Balai Besar Taman Nasional Bromo Tengger Semeru (TNBTS) menentukan tarif baru untuk berwisata ke Gunung Bromo. Peningkatan tarif masuk ini berlaku mulai 30 Oktober 2024.
Kepala Balai Besar TNBTS Rudijanta Tjahja Nugraha mengatakan tarif tiket masuk Gunung Bromo diterapkan berbeda untuk wisatawan lokal dan mancanegara. Tiket wisatawan lokal di hari biasa sebesar Rp 54 ribu per orang sedangkan pada hari libur menjadi Rp 79 ribu per orang.

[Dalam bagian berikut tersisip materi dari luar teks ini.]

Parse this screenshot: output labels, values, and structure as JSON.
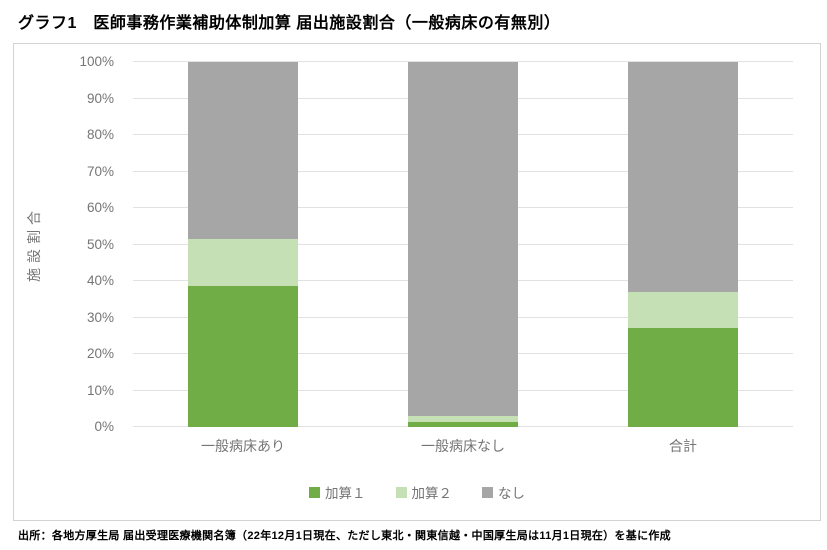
{
  "page": {
    "footer": "出所：各地方厚生局 届出受理医療機関名簿（22年12月1日現在、ただし東北・関東信越・中国厚生局は11月1日現在）を基に作成"
  },
  "chart_data": {
    "type": "bar",
    "stacked": true,
    "title": "グラフ1　医師事務作業補助体制加算 届出施設割合（一般病床の有無別）",
    "categories": [
      "一般病床あり",
      "一般病床なし",
      "合計"
    ],
    "series": [
      {
        "name": "加算１",
        "color": "#70AD47",
        "values": [
          38.5,
          1.5,
          27
        ]
      },
      {
        "name": "加算２",
        "color": "#C5E0B4",
        "values": [
          13,
          1.5,
          10
        ]
      },
      {
        "name": "なし",
        "color": "#A6A6A6",
        "values": [
          48.5,
          97,
          63
        ]
      }
    ],
    "ylabel": "施設割合",
    "xlabel": "",
    "ylim": [
      0,
      100
    ],
    "yticks": [
      "0%",
      "10%",
      "20%",
      "30%",
      "40%",
      "50%",
      "60%",
      "70%",
      "80%",
      "90%",
      "100%"
    ],
    "grid": true,
    "legend_position": "bottom",
    "colors": {
      "gridline": "#E2E2E2",
      "chart_border": "#D3D3D3",
      "axis_text": "#757575",
      "title_text": "#000000"
    }
  }
}
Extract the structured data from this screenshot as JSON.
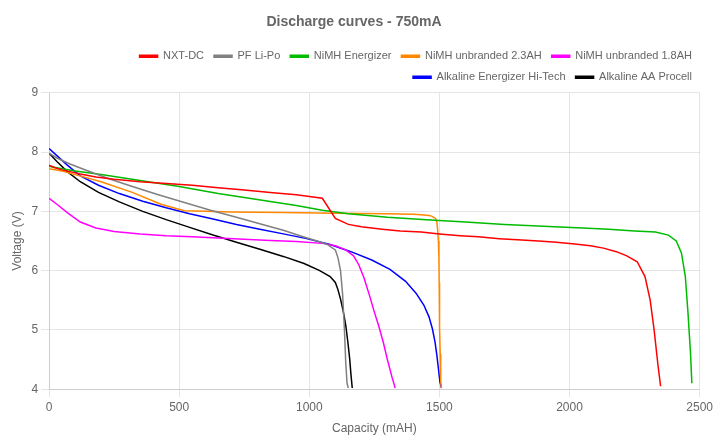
{
  "chart_data": {
    "type": "line",
    "title": "Discharge curves - 750mA",
    "x_label": "Capacity (mAH)",
    "y_label": "Voltage (V)",
    "xlim": [
      0,
      2500
    ],
    "ylim": [
      4,
      9
    ],
    "xticks": [
      0,
      500,
      1000,
      1500,
      2000,
      2500
    ],
    "yticks": [
      4,
      5,
      6,
      7,
      8,
      9
    ],
    "grid": true,
    "legend": "upper right",
    "series": [
      {
        "name": "NXT-DC",
        "color": "#ff0000",
        "x": [
          0,
          20,
          50,
          80,
          120,
          180,
          250,
          350,
          450,
          550,
          650,
          750,
          850,
          950,
          1050,
          1100,
          1150,
          1200,
          1280,
          1350,
          1430,
          1500,
          1580,
          1650,
          1730,
          1800,
          1880,
          1950,
          2020,
          2080,
          2130,
          2180,
          2220,
          2260,
          2290,
          2310,
          2325,
          2340,
          2350
        ],
        "values": [
          7.78,
          7.74,
          7.7,
          7.67,
          7.63,
          7.58,
          7.54,
          7.5,
          7.47,
          7.44,
          7.4,
          7.36,
          7.32,
          7.28,
          7.22,
          6.88,
          6.78,
          6.74,
          6.7,
          6.67,
          6.65,
          6.62,
          6.59,
          6.57,
          6.54,
          6.52,
          6.5,
          6.48,
          6.45,
          6.42,
          6.38,
          6.32,
          6.25,
          6.15,
          5.9,
          5.5,
          5.0,
          4.4,
          4.05
        ]
      },
      {
        "name": "PF Li-Po",
        "color": "#808080",
        "x": [
          0,
          30,
          80,
          150,
          230,
          320,
          420,
          520,
          620,
          720,
          820,
          900,
          970,
          1030,
          1070,
          1100,
          1110,
          1120,
          1128,
          1135,
          1140,
          1145,
          1150
        ],
        "values": [
          7.98,
          7.9,
          7.8,
          7.68,
          7.55,
          7.42,
          7.28,
          7.15,
          7.02,
          6.9,
          6.78,
          6.68,
          6.58,
          6.5,
          6.44,
          6.35,
          6.22,
          6.0,
          5.6,
          5.0,
          4.45,
          4.1,
          4.02
        ]
      },
      {
        "name": "NiMH Energizer",
        "color": "#00bb00",
        "x": [
          0,
          50,
          100,
          200,
          350,
          500,
          650,
          800,
          950,
          1050,
          1150,
          1300,
          1450,
          1600,
          1750,
          1900,
          2050,
          2150,
          2250,
          2330,
          2380,
          2410,
          2430,
          2445,
          2455,
          2465,
          2470
        ],
        "values": [
          7.76,
          7.72,
          7.68,
          7.62,
          7.52,
          7.42,
          7.3,
          7.2,
          7.1,
          7.02,
          6.96,
          6.9,
          6.86,
          6.82,
          6.78,
          6.75,
          6.72,
          6.7,
          6.67,
          6.65,
          6.6,
          6.5,
          6.3,
          5.9,
          5.3,
          4.6,
          4.1
        ]
      },
      {
        "name": "NiMH unbranded 2.3AH",
        "color": "#ff8800",
        "x": [
          0,
          50,
          100,
          200,
          320,
          430,
          520,
          600,
          700,
          900,
          1100,
          1300,
          1400,
          1440,
          1460,
          1470,
          1478,
          1485,
          1490,
          1493,
          1496,
          1498,
          1499,
          1500,
          1501,
          1503,
          1505,
          1507
        ],
        "values": [
          7.72,
          7.68,
          7.62,
          7.5,
          7.32,
          7.12,
          7.01,
          7.0,
          6.99,
          6.98,
          6.97,
          6.96,
          6.95,
          6.94,
          6.93,
          6.92,
          6.9,
          6.88,
          6.82,
          6.7,
          6.5,
          6.2,
          5.8,
          5.4,
          5.05,
          4.6,
          4.15,
          4.02
        ]
      },
      {
        "name": "NiMH unbranded 1.8AH",
        "color": "#ff00ff",
        "x": [
          0,
          30,
          70,
          120,
          180,
          250,
          350,
          450,
          550,
          650,
          750,
          850,
          950,
          1050,
          1100,
          1140,
          1170,
          1190,
          1210,
          1230,
          1250,
          1268,
          1285,
          1300,
          1318,
          1330
        ],
        "values": [
          7.22,
          7.12,
          6.98,
          6.82,
          6.72,
          6.66,
          6.62,
          6.59,
          6.57,
          6.55,
          6.53,
          6.51,
          6.49,
          6.46,
          6.42,
          6.35,
          6.25,
          6.1,
          5.88,
          5.6,
          5.3,
          5.05,
          4.78,
          4.5,
          4.2,
          4.02
        ]
      },
      {
        "name": "Alkaline Energizer Hi-Tech",
        "color": "#0000ff",
        "x": [
          0,
          30,
          70,
          120,
          190,
          270,
          360,
          450,
          540,
          630,
          720,
          810,
          900,
          990,
          1080,
          1160,
          1240,
          1310,
          1370,
          1410,
          1440,
          1460,
          1473,
          1483,
          1490,
          1496,
          1502,
          1508
        ],
        "values": [
          8.06,
          7.94,
          7.78,
          7.6,
          7.44,
          7.3,
          7.17,
          7.06,
          6.96,
          6.87,
          6.78,
          6.7,
          6.62,
          6.54,
          6.44,
          6.32,
          6.18,
          6.02,
          5.82,
          5.62,
          5.42,
          5.22,
          5.02,
          4.8,
          4.58,
          4.35,
          4.12,
          4.02
        ]
      },
      {
        "name": "Alkaline AA Procell",
        "color": "#000000",
        "x": [
          0,
          30,
          70,
          120,
          190,
          270,
          360,
          450,
          540,
          630,
          720,
          810,
          900,
          980,
          1040,
          1080,
          1100,
          1110,
          1120,
          1130,
          1140,
          1148,
          1155,
          1160,
          1165
        ],
        "values": [
          7.98,
          7.84,
          7.67,
          7.5,
          7.32,
          7.16,
          7.0,
          6.86,
          6.73,
          6.6,
          6.48,
          6.36,
          6.24,
          6.12,
          6.0,
          5.9,
          5.8,
          5.68,
          5.52,
          5.32,
          5.08,
          4.8,
          4.52,
          4.25,
          4.02
        ]
      }
    ]
  }
}
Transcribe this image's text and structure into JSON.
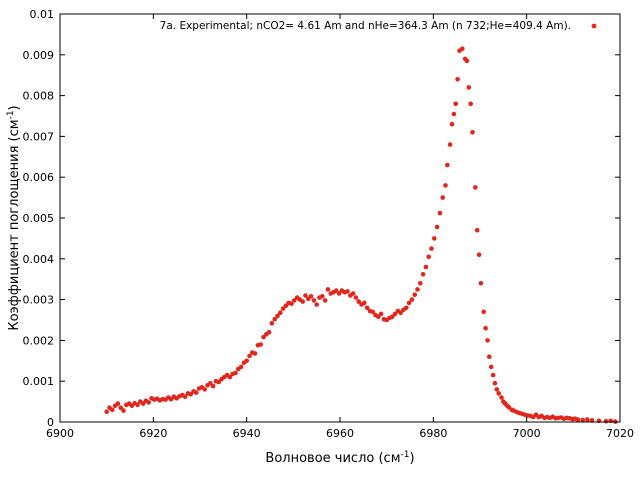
{
  "chart_data": {
    "type": "scatter",
    "xlabel": {
      "base": "Волновое число (см",
      "sup": "-1",
      "tail": ")"
    },
    "ylabel": {
      "base": "Коэффициент поглощения (см",
      "sup": "-1",
      "tail": ")"
    },
    "xlim": [
      6900,
      7020
    ],
    "ylim": [
      0,
      0.01
    ],
    "xticks": [
      "6900",
      "6920",
      "6940",
      "6960",
      "6980",
      "7000",
      "7020"
    ],
    "yticks": [
      "0",
      "0.001",
      "0.002",
      "0.003",
      "0.004",
      "0.005",
      "0.006",
      "0.007",
      "0.008",
      "0.009",
      "0.01"
    ],
    "grid": false,
    "legend_position": "top-right",
    "marker_color": "#e3261c",
    "series": [
      {
        "name": "7a. Experimental;  nCO2= 4.61 Am and nHe=364.3 Am (n  732;He=409.4 Am).",
        "points": [
          [
            6910.0,
            0.00025
          ],
          [
            6910.6,
            0.00035
          ],
          [
            6911.2,
            0.0003
          ],
          [
            6911.8,
            0.0004
          ],
          [
            6912.4,
            0.00045
          ],
          [
            6913.0,
            0.00035
          ],
          [
            6913.6,
            0.00028
          ],
          [
            6914.2,
            0.00042
          ],
          [
            6914.8,
            0.00045
          ],
          [
            6915.4,
            0.0004
          ],
          [
            6916.0,
            0.00046
          ],
          [
            6916.6,
            0.00042
          ],
          [
            6917.2,
            0.0005
          ],
          [
            6917.8,
            0.00045
          ],
          [
            6918.4,
            0.00052
          ],
          [
            6919.0,
            0.00048
          ],
          [
            6919.6,
            0.00058
          ],
          [
            6920.2,
            0.00055
          ],
          [
            6920.8,
            0.00057
          ],
          [
            6921.4,
            0.00053
          ],
          [
            6922.0,
            0.00056
          ],
          [
            6922.6,
            0.00055
          ],
          [
            6923.2,
            0.0006
          ],
          [
            6923.8,
            0.00056
          ],
          [
            6924.4,
            0.00062
          ],
          [
            6925.0,
            0.00058
          ],
          [
            6925.6,
            0.00063
          ],
          [
            6926.2,
            0.00066
          ],
          [
            6926.8,
            0.00062
          ],
          [
            6927.4,
            0.0007
          ],
          [
            6928.0,
            0.00068
          ],
          [
            6928.6,
            0.00075
          ],
          [
            6929.2,
            0.00072
          ],
          [
            6929.8,
            0.00082
          ],
          [
            6930.4,
            0.00085
          ],
          [
            6931.0,
            0.0008
          ],
          [
            6931.6,
            0.0009
          ],
          [
            6932.2,
            0.00095
          ],
          [
            6932.8,
            0.00088
          ],
          [
            6933.4,
            0.001
          ],
          [
            6934.0,
            0.00098
          ],
          [
            6934.6,
            0.00105
          ],
          [
            6935.2,
            0.0011
          ],
          [
            6935.8,
            0.00115
          ],
          [
            6936.4,
            0.0011
          ],
          [
            6937.0,
            0.00118
          ],
          [
            6937.6,
            0.0012
          ],
          [
            6938.2,
            0.0013
          ],
          [
            6938.8,
            0.00135
          ],
          [
            6939.4,
            0.00145
          ],
          [
            6940.0,
            0.0015
          ],
          [
            6940.6,
            0.00162
          ],
          [
            6941.2,
            0.0017
          ],
          [
            6941.8,
            0.00168
          ],
          [
            6942.4,
            0.00188
          ],
          [
            6943.0,
            0.0019
          ],
          [
            6943.6,
            0.00208
          ],
          [
            6944.2,
            0.00215
          ],
          [
            6944.8,
            0.0022
          ],
          [
            6945.4,
            0.00242
          ],
          [
            6946.0,
            0.00252
          ],
          [
            6946.6,
            0.0026
          ],
          [
            6947.2,
            0.00268
          ],
          [
            6947.8,
            0.00278
          ],
          [
            6948.4,
            0.00285
          ],
          [
            6949.0,
            0.00292
          ],
          [
            6949.6,
            0.0029
          ],
          [
            6950.2,
            0.00298
          ],
          [
            6950.8,
            0.00305
          ],
          [
            6951.4,
            0.003
          ],
          [
            6952.0,
            0.00295
          ],
          [
            6952.6,
            0.0031
          ],
          [
            6953.2,
            0.00302
          ],
          [
            6953.8,
            0.00308
          ],
          [
            6954.4,
            0.00298
          ],
          [
            6955.0,
            0.00288
          ],
          [
            6955.6,
            0.00305
          ],
          [
            6956.2,
            0.00308
          ],
          [
            6956.8,
            0.00298
          ],
          [
            6957.4,
            0.00325
          ],
          [
            6958.0,
            0.00315
          ],
          [
            6958.6,
            0.00318
          ],
          [
            6959.2,
            0.00322
          ],
          [
            6959.8,
            0.00315
          ],
          [
            6960.4,
            0.00322
          ],
          [
            6961.0,
            0.00318
          ],
          [
            6961.6,
            0.0032
          ],
          [
            6962.2,
            0.0031
          ],
          [
            6962.8,
            0.00315
          ],
          [
            6963.4,
            0.00305
          ],
          [
            6964.0,
            0.00295
          ],
          [
            6964.6,
            0.00288
          ],
          [
            6965.2,
            0.00292
          ],
          [
            6965.8,
            0.0028
          ],
          [
            6966.4,
            0.00272
          ],
          [
            6967.0,
            0.0027
          ],
          [
            6967.6,
            0.00262
          ],
          [
            6968.2,
            0.00258
          ],
          [
            6968.8,
            0.00265
          ],
          [
            6969.4,
            0.00252
          ],
          [
            6970.0,
            0.0025
          ],
          [
            6970.6,
            0.00255
          ],
          [
            6971.2,
            0.00258
          ],
          [
            6971.8,
            0.00265
          ],
          [
            6972.4,
            0.00272
          ],
          [
            6973.0,
            0.00268
          ],
          [
            6973.6,
            0.00275
          ],
          [
            6974.2,
            0.0028
          ],
          [
            6974.8,
            0.00292
          ],
          [
            6975.4,
            0.003
          ],
          [
            6976.0,
            0.00312
          ],
          [
            6976.6,
            0.00325
          ],
          [
            6977.2,
            0.0034
          ],
          [
            6977.8,
            0.00362
          ],
          [
            6978.4,
            0.0038
          ],
          [
            6979.0,
            0.00405
          ],
          [
            6979.6,
            0.00425
          ],
          [
            6980.2,
            0.0045
          ],
          [
            6980.8,
            0.00478
          ],
          [
            6981.4,
            0.00512
          ],
          [
            6982.0,
            0.0055
          ],
          [
            6982.6,
            0.0058
          ],
          [
            6983.0,
            0.0063
          ],
          [
            6983.6,
            0.0068
          ],
          [
            6984.0,
            0.0073
          ],
          [
            6984.4,
            0.00755
          ],
          [
            6984.8,
            0.0078
          ],
          [
            6985.2,
            0.0084
          ],
          [
            6985.6,
            0.0091
          ],
          [
            6986.2,
            0.00915
          ],
          [
            6986.8,
            0.0089
          ],
          [
            6987.2,
            0.00885
          ],
          [
            6987.6,
            0.0082
          ],
          [
            6988.0,
            0.0078
          ],
          [
            6988.4,
            0.0071
          ],
          [
            6989.0,
            0.00575
          ],
          [
            6989.4,
            0.0047
          ],
          [
            6989.8,
            0.0041
          ],
          [
            6990.2,
            0.0034
          ],
          [
            6990.8,
            0.0027
          ],
          [
            6991.2,
            0.0023
          ],
          [
            6991.6,
            0.002
          ],
          [
            6992.0,
            0.0016
          ],
          [
            6992.4,
            0.00135
          ],
          [
            6992.8,
            0.00115
          ],
          [
            6993.2,
            0.00095
          ],
          [
            6993.6,
            0.0008
          ],
          [
            6994.0,
            0.0007
          ],
          [
            6994.6,
            0.0006
          ],
          [
            6995.0,
            0.0005
          ],
          [
            6995.4,
            0.00045
          ],
          [
            6995.8,
            0.0004
          ],
          [
            6996.2,
            0.00036
          ],
          [
            6996.8,
            0.0003
          ],
          [
            6997.2,
            0.00028
          ],
          [
            6997.8,
            0.00025
          ],
          [
            6998.4,
            0.00022
          ],
          [
            6999.0,
            0.0002
          ],
          [
            6999.6,
            0.00018
          ],
          [
            7000.2,
            0.00016
          ],
          [
            7000.8,
            0.00015
          ],
          [
            7001.4,
            0.00012
          ],
          [
            7002.0,
            0.00018
          ],
          [
            7002.6,
            0.00012
          ],
          [
            7003.2,
            0.00015
          ],
          [
            7003.8,
            0.0001
          ],
          [
            7004.4,
            0.00012
          ],
          [
            7005.0,
            0.0001
          ],
          [
            7005.6,
            0.00013
          ],
          [
            7006.2,
            9e-05
          ],
          [
            7006.8,
            0.0001
          ],
          [
            7007.4,
            0.00011
          ],
          [
            7008.0,
            8e-05
          ],
          [
            7008.6,
            0.0001
          ],
          [
            7009.2,
            9e-05
          ],
          [
            7009.8,
            7e-05
          ],
          [
            7010.4,
            8e-05
          ],
          [
            7011.0,
            6e-05
          ],
          [
            7012.0,
            5e-05
          ],
          [
            7013.0,
            6e-05
          ],
          [
            7014.0,
            4e-05
          ],
          [
            7015.5,
            3e-05
          ],
          [
            7017.0,
            2e-05
          ],
          [
            7018.0,
            3e-05
          ],
          [
            7019.0,
            1e-05
          ]
        ]
      }
    ]
  }
}
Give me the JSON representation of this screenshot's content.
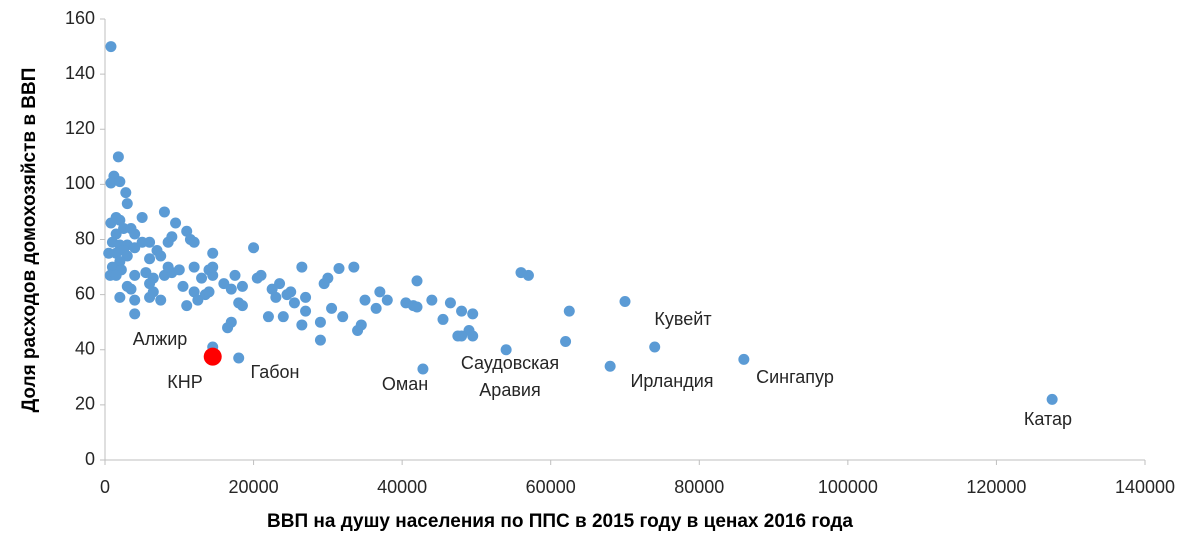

Sedangkan wisatawan mancanegara, tarifnya ditetapkan Rp 255 ribu per ora, berlaku untuk hari kerja dan hari libur.
SCROLL TO CONTINUE WITH CONTENT
Pengamat Pariwisata dari Ubaya, Prita Ayu Kusumawadhany menyebutkan ada 2 sisi dampak. Pertama pada kesejahteraan jasa warga lokal yang ada di Bromo akan lebih terasa manfaatnya, kedua pada pengunjung.
"Kenaikan ini mengacu PP Kementerian Lingkungan Hidup, kalau naik harapannya dampak yang dirasakan wisatawan lokal harus kelihtan. Misalnya pembangunan kualitas wisata yang ada di Bromo, pelayanan, kesejahteraan warga lokal menyediakan jasa di Bromo," kata Prita saat dihubungi detikJatim, Minggu (3/11/2024).
Prita mengatakan, kenaikan tarif ini juga berdampak pada perilaku wisatawan Bromo yang harus teredukasi berperan serta menjaga kelestarian gunung. Menurutnya, akhir-akhir ini ada beberapa perilaku wisatawan yang merusak lingkungan Bromo.
"Kalau ada kenaikan kita perlu lihat juga transparansi di sana, sehingga dengan membayar lebih mahal bisa menikmati kualitas lebih tinggi, pembangunan infrastruktur, kesejahteraan warga Bromo," jelasnya.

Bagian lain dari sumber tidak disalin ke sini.